I don’t believe in an invisible hand that wants to mistreat us. But we have a public action that runs after the development of this territory. The sovereign services are undersized in Seine-Saint-Denis. I am not naive.
I know that certain decisions were not taken when the department was created, because the geographic division was intended to concentrate popular circles and contain communist influence in a single department. But, since then, progress has been made after mobilizations and strong decisions by certain ministers. I believe that today there is a problem of rhythm. The department is developing faster than public action. There is also a weakening of the tools of the Social Republic linked to forty years of neoliberalism in our country.
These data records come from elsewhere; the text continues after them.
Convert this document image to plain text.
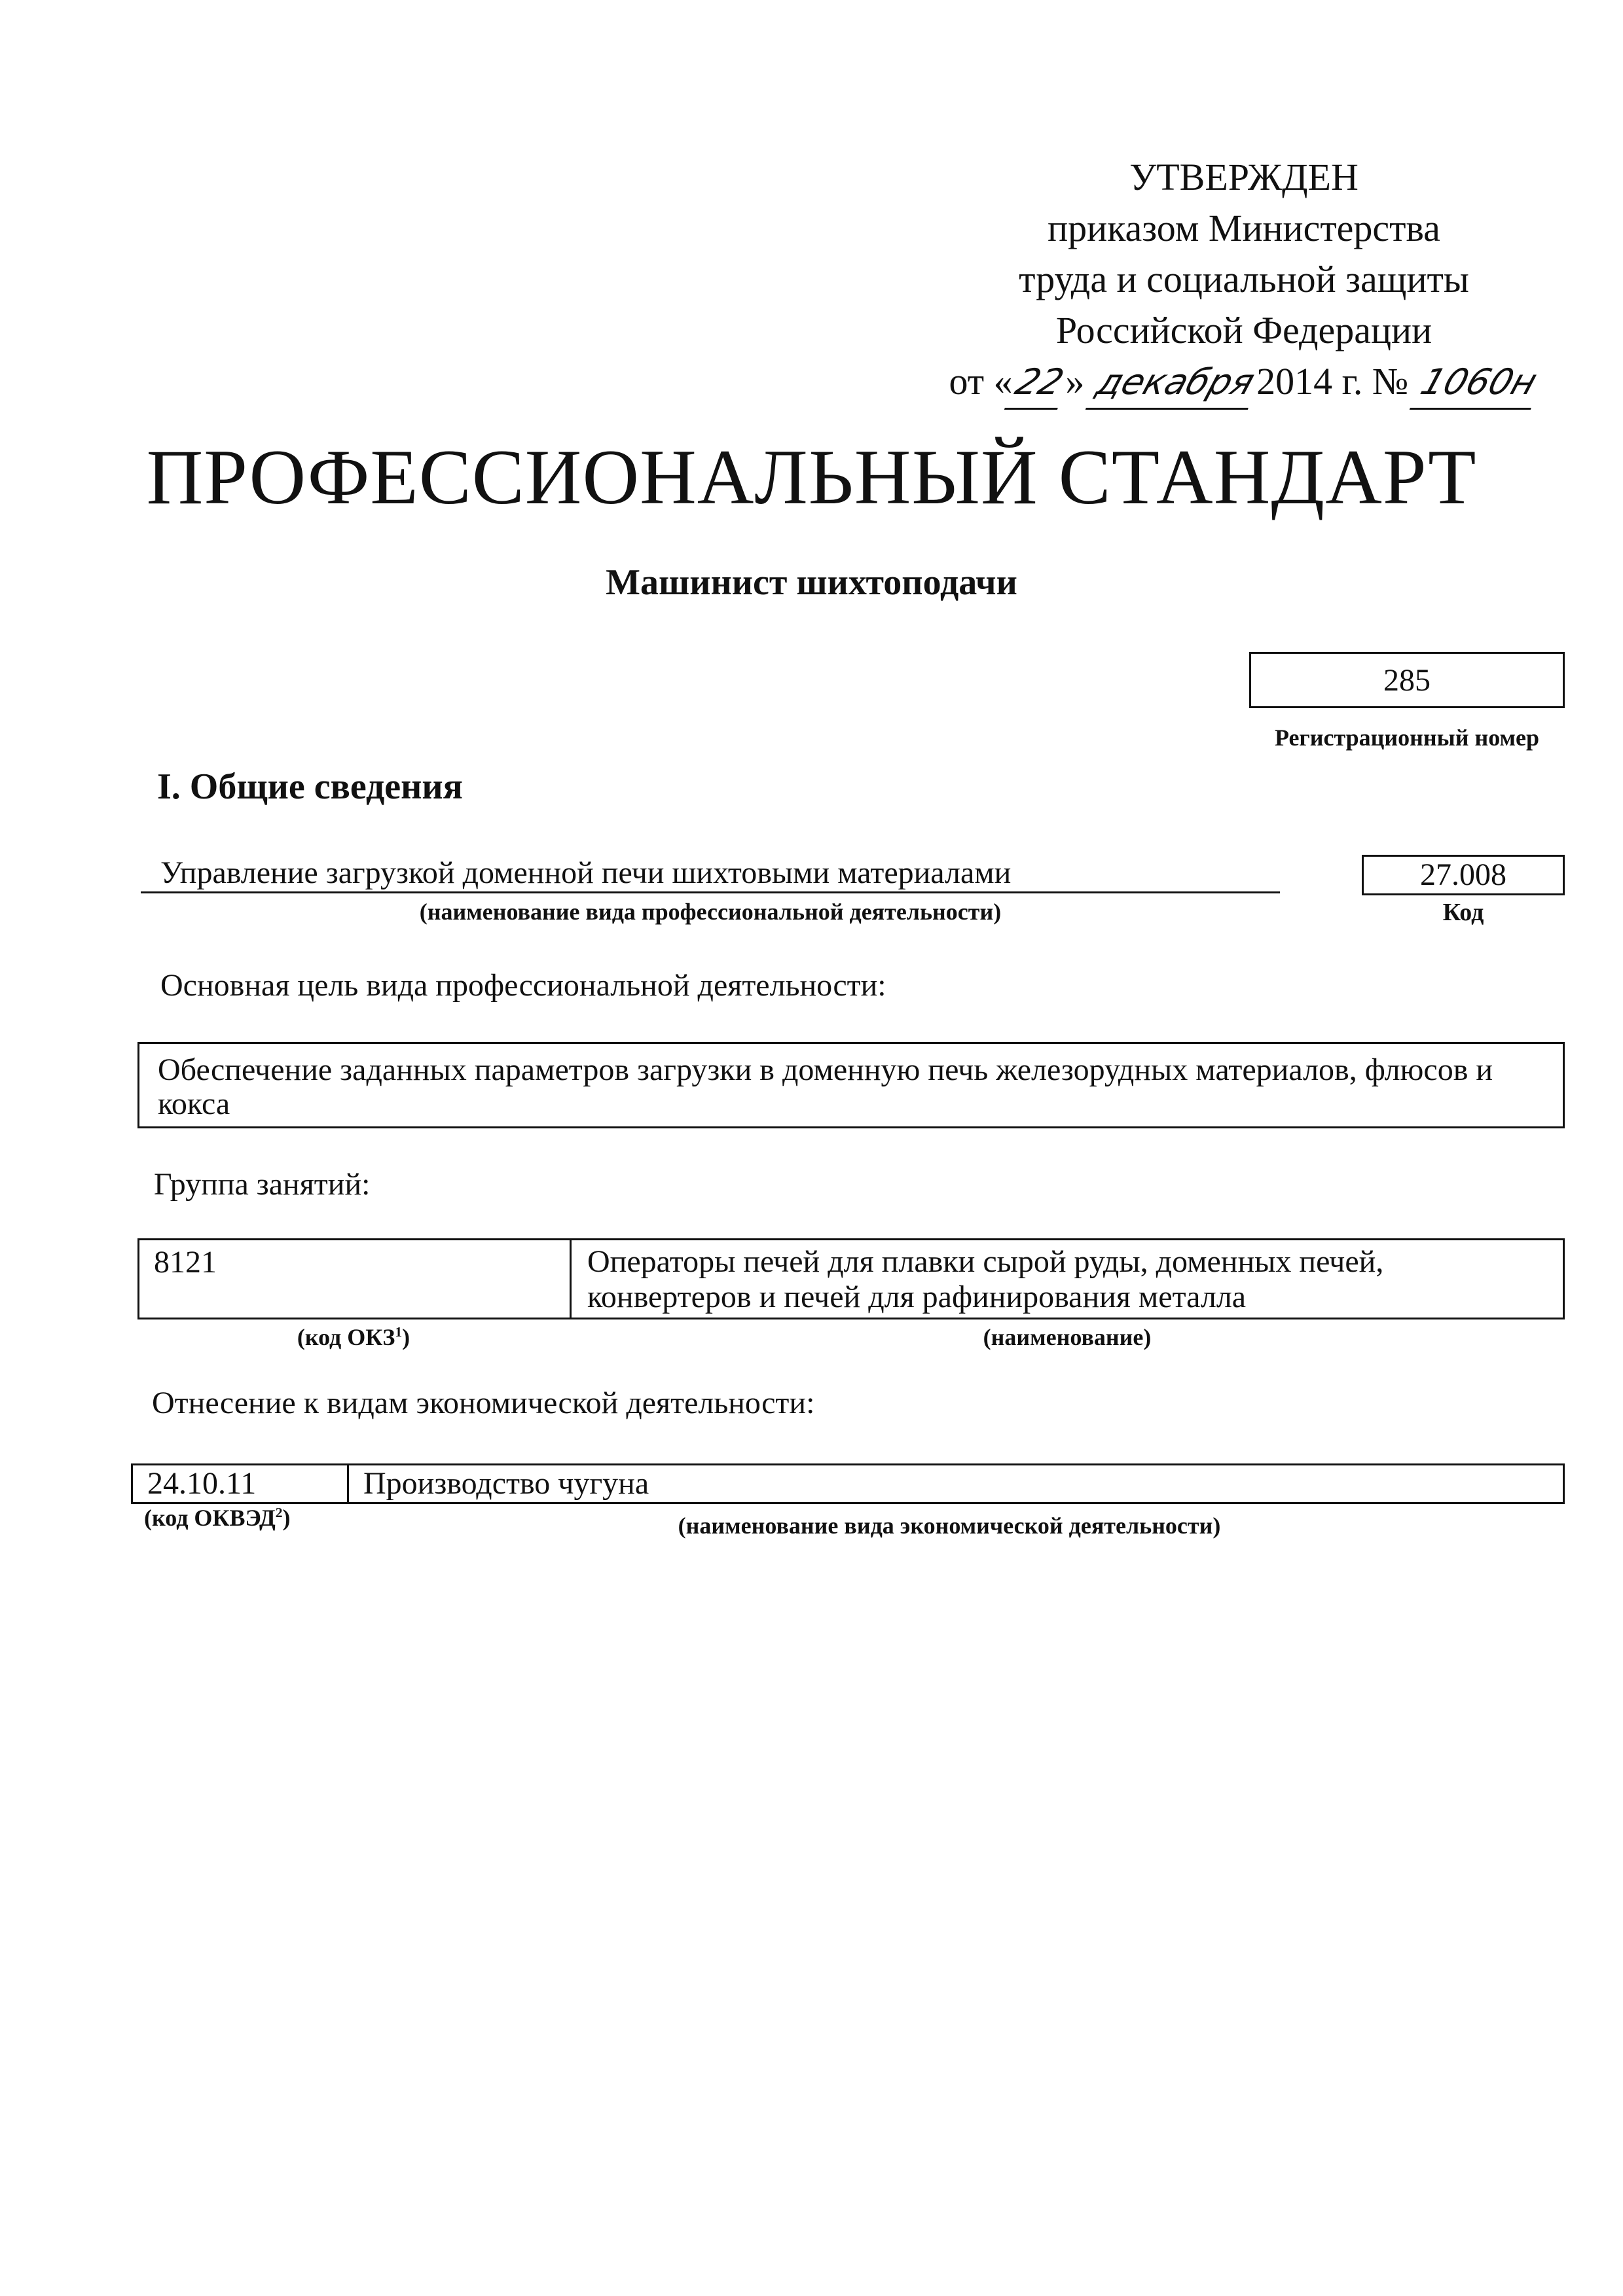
УТВЕРЖДЕН
приказом Министерства
труда и социальной защиты
Российской Федерации
от «22» декабря2014 г. № 1060н
ПРОФЕССИОНАЛЬНЫЙ СТАНДАРТ
Машинист шихтоподачи
285
Регистрационный номер
I. Общие сведения
Управление загрузкой доменной печи шихтовыми материалами
(наименование вида профессиональной деятельности)
27.008
Код
Основная цель вида профессиональной деятельности:
Обеспечение заданных параметров загрузки в доменную печь железорудных материалов, флюсов и кокса
Группа занятий:
8121	Операторы печей для плавки сырой руды, доменных печей, конвертеров и печей для рафинирования металла
(код ОКЗ$^1$)	(наименование)
Отнесение к видам экономической деятельности:
24.10.11	Производство чугуна
(код ОКВЭД$^2$)	(наименование вида экономической деятельности)
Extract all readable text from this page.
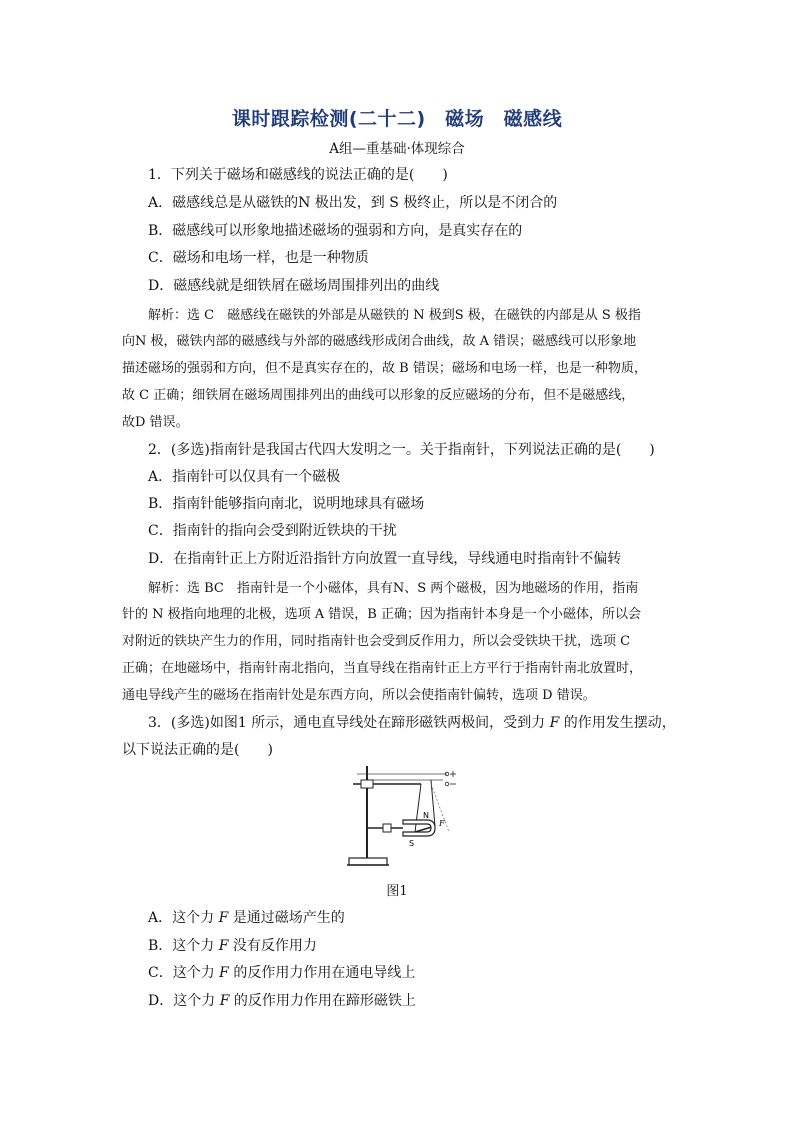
课时跟踪检测(二十二)　磁场　磁感线
A组—重基础·体现综合
1．下列关于磁场和磁感线的说法正确的是(　　)
A．磁感线总是从磁铁的N 极出发，到 S 极终止，所以是不闭合的
B．磁感线可以形象地描述磁场的强弱和方向，是真实存在的
C．磁场和电场一样，也是一种物质
D．磁感线就是细铁屑在磁场周围排列出的曲线
解析：选 C　磁感线在磁铁的外部是从磁铁的 N 极到S 极，在磁铁的内部是从 S 极指
向N 极，磁铁内部的磁感线与外部的磁感线形成闭合曲线，故 A 错误；磁感线可以形象地
描述磁场的强弱和方向，但不是真实存在的，故 B 错误；磁场和电场一样，也是一种物质，
故 C 正确；细铁屑在磁场周围排列出的曲线可以形象的反应磁场的分布，但不是磁感线，
故D 错误。
2．(多选)指南针是我国古代四大发明之一。关于指南针，下列说法正确的是(　　)
A．指南针可以仅具有一个磁极
B．指南针能够指向南北，说明地球具有磁场
C．指南针的指向会受到附近铁块的干扰
D．在指南针正上方附近沿指针方向放置一直导线，导线通电时指南针不偏转
解析：选 BC　指南针是一个小磁体，具有N、S 两个磁极，因为地磁场的作用，指南
针的 N 极指向地理的北极，选项 A 错误，B 正确；因为指南针本身是一个小磁体，所以会
对附近的铁块产生力的作用，同时指南针也会受到反作用力，所以会受铁块干扰，选项 C
正确；在地磁场中，指南针南北指向，当直导线在指南针正上方平行于指南针南北放置时，
通电导线产生的磁场在指南针处是东西方向，所以会使指南针偏转，选项 D 错误。
3．(多选)如图1 所示，通电直导线处在蹄形磁铁两极间，受到力 F 的作用发生摆动，
以下说法正确的是(　　)
N
S
F
图1
A．这个力 F 是通过磁场产生的
B．这个力 F 没有反作用力
C．这个力 F 的反作用力作用在通电导线上
D．这个力 F 的反作用力作用在蹄形磁铁上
For example, the drain of 15 billion euros on social housing under the previous five-year term had more effect in a popular department like Seine-Saint-Denis.
Can decentralization help reduce territorial inequalities?
Like any elected representative on the left, I am fiercely attached to decentralization and local freedoms. I am so much that I think there have only been two major decentralization laws, the “Defferre” laws. The rest, it is a State which wanted to discharge some of its competences on the communities after having yielded to the logic of reduction of the compulsory levies.
So, before jumping like goats on our chairs at each presidential election to demand a new stage of decentralization, I would like us to take stock of what has been done for forty years. Have the successive stages of pseudo-decentralization improved the effectiveness of public action and reinforced equality between territories? I don’t think that the kid who enters a school in Clichy-sous-Bois has the feeling that he is treated in the same way as in a school in Puteaux. This subject deserves that we find a republican consensus on what public goods should be.
How do we meet the challenge of the Republic in a department where we are less voters than elsewhere?
We raise it by restoring confidence. If we are less voters than elsewhere, it is because working-class circles and young people abstain more. But their proportion is higher here than elsewhere. From my point of view, it is by dint of repeating for thirty years that we must accept a form of public and political impotence and blame it on the European Union that participation is falling. We must not come and cry that the inhabitants say to themselves “what is the point of going to vote” when the President of the Republic suggests that there are no other possible political choices than the one imposed by I know what economic and administrative doxa. Politics must assume choices and confrontations between different political projects.
I come from a popular and communist background. When I was a kid, this question did not arise. During the heyday when the Communist Party was organizing a form of counter-society, people from working-class backgrounds went to vote because they felt they belonged to society. Today, this is no longer the case. The ambient discourse denigrates these popular circles who like barbecues or such and such a film and there is a feeling of discrimination among young people linked to their skin color. We must return to our initial philosophy in the Republic, that is to say universal rights, in particular in the territories where the mix is lower than elsewhere.